Monday, May 25, 2015

Savoring the season

For everything there is a season, and a time for every matter under heaven.
-Ecclesiastes 3:1


Lately I've realized that I'm in a pretty great season. 

There are many seasons in a person's life, and I'm currently in a season of motherhood that's really, well, nice. I'm a homeschooling, stay-at-home mom, which is not easy but is also completely wonderful. I have my boys with me all day, every day. And at this point in their lives, they still really, really like me.




And they also really, really like each other.



While I adore babies and am always a little sad to see how much my boys are growing up, I realize that not having any babies in the house is pretty awesome. No diapers. My kids can speak words I understand. I don't need to carry an enormous bag full of supplies with me on outings anymore. My kids sleep all night in their own rooms.

Still, they need me. And I am savoring that because I know time is marching on and this won't always be the case. Every night my 8-year old asks if we can "snuggle" before bed. If I'm busy working on something, he'll leave me a note with his snuggle request scrawled in sloppy but adorable elementary-age-boy handwriting. He tells me, "I love you," almost every time he leaves my presence, even if it's just to go upstairs to the school room or down into the basement to play. My 3-year old is very affectionate and is happy to hug and kiss me spontaneously. He rarely, if ever, turns down an offer to come into my lap. When I wrap my arms around him, he nuzzles his face into my chest and grins.

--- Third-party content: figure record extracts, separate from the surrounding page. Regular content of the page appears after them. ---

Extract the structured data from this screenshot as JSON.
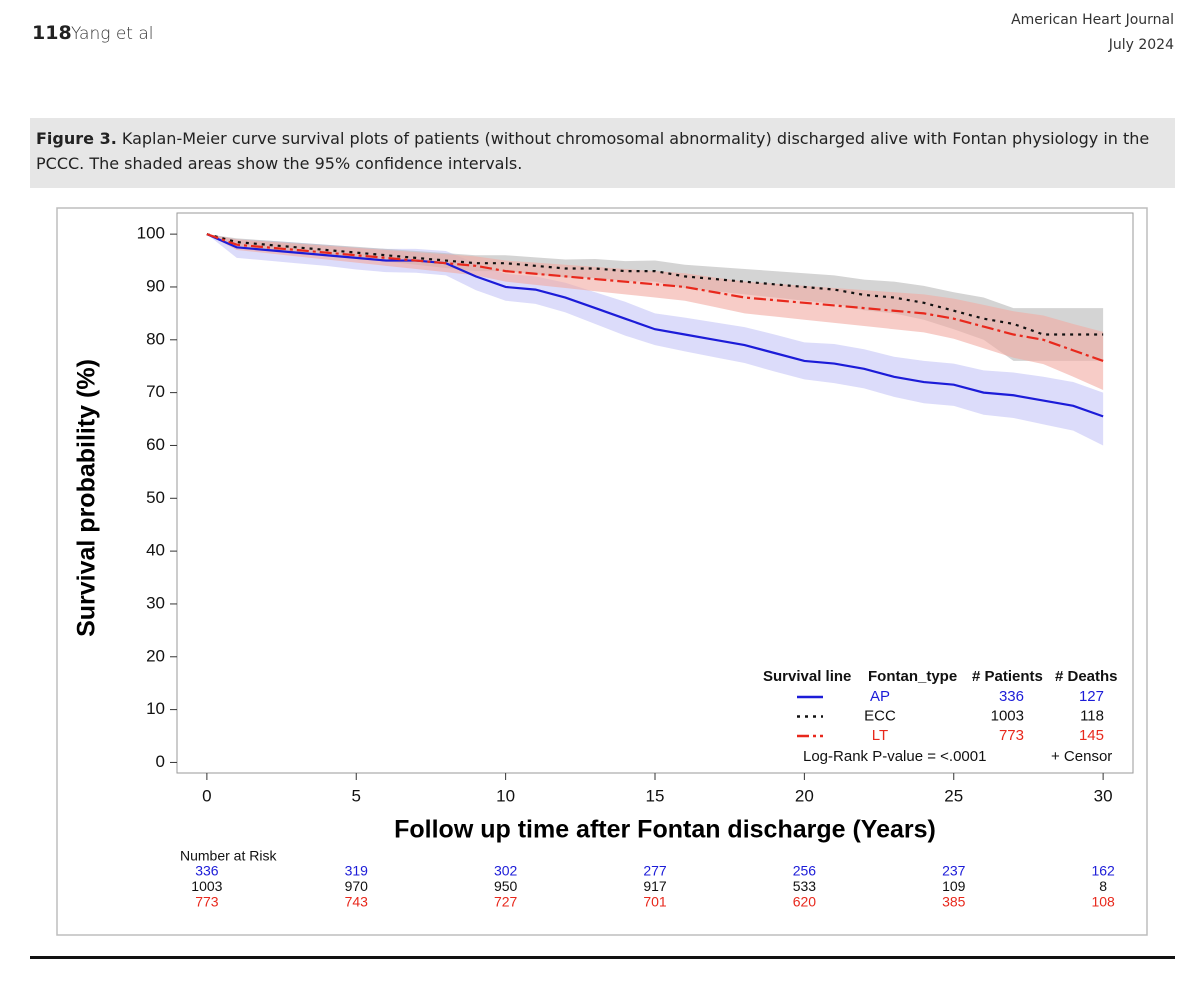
{
  "header": {
    "page_number": "118",
    "authors": "Yang et al",
    "journal": "American Heart Journal",
    "date": "July 2024"
  },
  "figure": {
    "label": "Figure 3.",
    "caption": "Kaplan-Meier curve survival plots of patients (without chromosomal abnormality) discharged alive with Fontan physiology in the PCCC. The shaded areas show the 95% confidence intervals."
  },
  "chart_data": {
    "type": "line",
    "xlabel": "Follow up time after Fontan discharge (Years)",
    "ylabel": "Survival probability (%)",
    "xlim": [
      -1,
      31
    ],
    "ylim": [
      -2,
      104
    ],
    "xticks": [
      0,
      5,
      10,
      15,
      20,
      25,
      30
    ],
    "yticks": [
      0,
      10,
      20,
      30,
      40,
      50,
      60,
      70,
      80,
      90,
      100
    ],
    "x": [
      0,
      1,
      2,
      3,
      4,
      5,
      6,
      7,
      8,
      9,
      10,
      11,
      12,
      13,
      14,
      15,
      16,
      17,
      18,
      19,
      20,
      21,
      22,
      23,
      24,
      25,
      26,
      27,
      28,
      29,
      30
    ],
    "legend_columns": [
      "Survival line",
      "Fontan_type",
      "# Patients",
      "# Deaths"
    ],
    "p_value_text": "Log-Rank P-value = <.0001",
    "censor_label": "+ Censor",
    "at_risk_title": "Number at Risk",
    "series": [
      {
        "name": "AP",
        "color": "#1c1cd8",
        "band_color": "#c4c4f6",
        "dash": "none",
        "patients": 336,
        "deaths": 127,
        "values": [
          100,
          97.5,
          97,
          96.5,
          96,
          95.5,
          95,
          95,
          94.5,
          92,
          90,
          89.5,
          88,
          86,
          84,
          82,
          81,
          80,
          79,
          77.5,
          76,
          75.5,
          74.5,
          73,
          72,
          71.5,
          70,
          69.5,
          68.5,
          67.5,
          65.5
        ],
        "upper": [
          100,
          99,
          98.8,
          98.4,
          98,
          97.5,
          97.2,
          97.2,
          96.8,
          94.5,
          92.5,
          92,
          90.8,
          89,
          87.2,
          85,
          84.2,
          83.3,
          82.4,
          81,
          79.5,
          79.2,
          78.2,
          76.8,
          76,
          75.5,
          74.2,
          73.8,
          73,
          72,
          70
        ],
        "lower": [
          100,
          95.5,
          95,
          94.5,
          94,
          93.3,
          92.8,
          92.7,
          92.2,
          89.4,
          87.4,
          86.8,
          85.2,
          83,
          80.8,
          79,
          77.8,
          76.7,
          75.6,
          74,
          72.5,
          71.8,
          70.8,
          69.2,
          68,
          67.5,
          65.8,
          65.2,
          64,
          62.8,
          60
        ],
        "at_risk": [
          336,
          319,
          302,
          277,
          256,
          237,
          162
        ]
      },
      {
        "name": "ECC",
        "color": "#111111",
        "band_color": "#b8b8b8",
        "dash": "3,5",
        "patients": 1003,
        "deaths": 118,
        "values": [
          100,
          98.5,
          98,
          97.5,
          97,
          96.5,
          96,
          95.5,
          95,
          94.5,
          94.5,
          94,
          93.5,
          93.5,
          93,
          93,
          92,
          91.5,
          91,
          90.5,
          90,
          89.5,
          88.5,
          88,
          87,
          85.5,
          84,
          83,
          81,
          81,
          81
        ],
        "upper": [
          100,
          99.2,
          98.8,
          98.4,
          98,
          97.6,
          97.2,
          96.8,
          96.4,
          96,
          96,
          95.6,
          95.2,
          95.3,
          94.9,
          95,
          94.2,
          93.8,
          93.4,
          93,
          92.6,
          92.2,
          91.4,
          91,
          90.2,
          89,
          88,
          86,
          86,
          86,
          86
        ],
        "lower": [
          100,
          97.8,
          97.2,
          96.6,
          96,
          95.4,
          94.8,
          94.2,
          93.6,
          93,
          93,
          92.4,
          91.8,
          91.7,
          91.1,
          91,
          89.8,
          89.2,
          88.6,
          88,
          87.4,
          86.8,
          85.6,
          85,
          83.8,
          82,
          80,
          76,
          76,
          76,
          76
        ],
        "at_risk": [
          1003,
          970,
          950,
          917,
          533,
          109,
          8
        ]
      },
      {
        "name": "LT",
        "color": "#e8281c",
        "band_color": "#f2aaa2",
        "dash": "12,4,3,4",
        "patients": 773,
        "deaths": 145,
        "values": [
          100,
          98,
          97.5,
          97,
          96.5,
          96,
          95.5,
          95,
          94.5,
          94,
          93,
          92.5,
          92,
          91.5,
          91,
          90.5,
          90,
          89,
          88,
          87.5,
          87,
          86.5,
          86,
          85.5,
          85,
          84,
          82.5,
          81,
          80,
          78,
          76
        ],
        "upper": [
          100,
          99,
          98.6,
          98.2,
          97.8,
          97.4,
          97,
          96.6,
          96.2,
          95.8,
          95,
          94.6,
          94.2,
          93.8,
          93.4,
          93,
          92.6,
          91.8,
          91,
          90.6,
          90.2,
          89.8,
          89.4,
          89,
          88.6,
          87.8,
          86.6,
          85.4,
          84.6,
          83,
          81.5
        ],
        "lower": [
          100,
          97,
          96.4,
          95.8,
          95.2,
          94.6,
          94,
          93.4,
          92.8,
          92.2,
          91,
          90.4,
          89.8,
          89.2,
          88.6,
          88,
          87.4,
          86.2,
          85,
          84.4,
          83.8,
          83.2,
          82.6,
          82,
          81.4,
          80.2,
          78.4,
          76.6,
          75.4,
          73,
          70.5
        ],
        "at_risk": [
          773,
          743,
          727,
          701,
          620,
          385,
          108
        ]
      }
    ]
  }
}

While I'm often in the middle of something when small hands reach up to me, I try to make the effort to accommodate those requests for physical affection, even when it's inconvenient.



After all, one day these little boys will be men, and I'll no longer be the main woman in their lives.

So now, during this season in which I'm still Number One, I'm trying to enjoy every sweet moment. I'm so thankful.